C'est dans ces circonstances qu'elle est la plus retorse ! C'est
qu'elle a une idée derrière elle-même et qu'une fois encore je
serai la victime des ses facéties. Je reste sur mes gardes,
j'attends avec inquiétude ce qu'elle sortira de son chapeau.
Toujours
pourtant, elle me prend au dépourvu. J'ai beau l'avoir pliée,
creusée, piochée, bêchée, baissée, levée, tournée dans tous
les sens pour anticiper son entourloupe, elle a plus d'un tour dans
sa capuche ! Ma caboche se jette à la tête de quelqu'un sans que je
puisse esquiver le coup. Prise de tête, querelle qui tourne au
vinaigre, déluge de grimaces, avalanche de gros mots, la vilaine me
place à chaque fois dans une situation embarrassante.
Je
dois vous avouer qu'elle a la déplorable assuétude entêtante de
s'en prendre à nos amis les turcs. Que faire dans un cas pareil ?

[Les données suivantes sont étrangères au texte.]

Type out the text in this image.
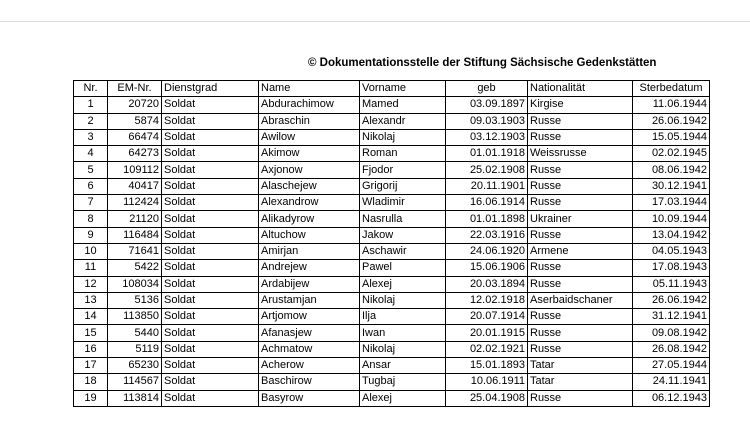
© Dokumentationsstelle der Stiftung Sächsische Gedenkstätten
Nr.	EM-Nr.	Dienstgrad	Name	Vorname	geb	Nationalität	Sterbedatum
1	20720	Soldat	Abdurachimow	Mamed	03.09.1897	Kirgise	11.06.1944
2	5874	Soldat	Abraschin	Alexandr	09.03.1903	Russe	26.06.1942
3	66474	Soldat	Awilow	Nikolaj	03.12.1903	Russe	15.05.1944
4	64273	Soldat	Akimow	Roman	01.01.1918	Weissrusse	02.02.1945
5	109112	Soldat	Axjonow	Fjodor	25.02.1908	Russe	08.06.1942
6	40417	Soldat	Alaschejew	Grigorij	20.11.1901	Russe	30.12.1941
7	112424	Soldat	Alexandrow	Wladimir	16.06.1914	Russe	17.03.1944
8	21120	Soldat	Alikadyrow	Nasrulla	01.01.1898	Ukrainer	10.09.1944
9	116484	Soldat	Altuchow	Jakow	22.03.1916	Russe	13.04.1942
10	71641	Soldat	Amirjan	Aschawir	24.06.1920	Armene	04.05.1943
11	5422	Soldat	Andrejew	Pawel	15.06.1906	Russe	17.08.1943
12	108034	Soldat	Ardabijew	Alexej	20.03.1894	Russe	05.11.1943
13	5136	Soldat	Arustamjan	Nikolaj	12.02.1918	Aserbaidschaner	26.06.1942
14	113850	Soldat	Artjomow	Ilja	20.07.1914	Russe	31.12.1941
15	5440	Soldat	Afanasjew	Iwan	20.01.1915	Russe	09.08.1942
16	5119	Soldat	Achmatow	Nikolaj	02.02.1921	Russe	26.08.1942
17	65230	Soldat	Acherow	Ansar	15.01.1893	Tatar	27.05.1944
18	114567	Soldat	Baschirow	Tugbaj	10.06.1911	Tatar	24.11.1941
19	113814	Soldat	Basyrow	Alexej	25.04.1908	Russe	06.12.1943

Est-ce parce qu'un jour j'ai voulu lui mettre martel en tête ?
Est-ce une fâcheuse interprétation de ses lointains cours
d'histoire ? Toujours est-il que je n'en mène pas large. Je me
confonds en excuse, je baisse la tête et demande pardon. Trop tard,
le mal est fait, ma mauvaise tête a encore sévi.
Parfois,
il me vient de idées noires (quoique désormais les têtes bien
pensantes voient dans cette expression une réminiscence d’un passé
désastreux). J'ai envie de donner ma tête à couper. Comme elle est
de bois, il doit bien se trouver un menuisier pour remplir cette
œuvre salutaire. L'artisan me regarde, me fixe un prix à la tête
du client. J'accepte volontiers ses conditions, il me tarde de me
débarrasser d'elle. L'homme se met en besogne et satisfait à ma
demande. Je pensais être soulagé, mais les lois du commerce sont
incontournables, il me l’apporte ma tête sur un plateau. J'ai payé
ce service, ma tête me revient de droit.
Alors,
la tête sous le bras, je m'en retourne penaud chez moi. J'ai une
impression curieuse, il se passe quelque chose d'anormal. Dans la
rue, les gens détournent la tête quand je les croise. Certains
tournent de l'œil quand d'autres s'arrachent les cheveux. Je dois
avoir pris la tête des mauvais jours. Je donne ce fardeau au premier
venu. Celui-ci, surpris, la regarde dans tous les sens et finit par
la mettre à l'envers. Il s'en va sans me remercier chargé de ma
tête.
Maintenant
que j'ai la tête ailleurs, elle finit par me manquer d’autant plus
que je ne sais plus où me mettre le masque. Je dois faire amende
honorable pour qu'elle me revienne. Cette fois, je lui ferai un bel
accueil. Plus question de lui tourner le dos. Où ai-je ma tête ?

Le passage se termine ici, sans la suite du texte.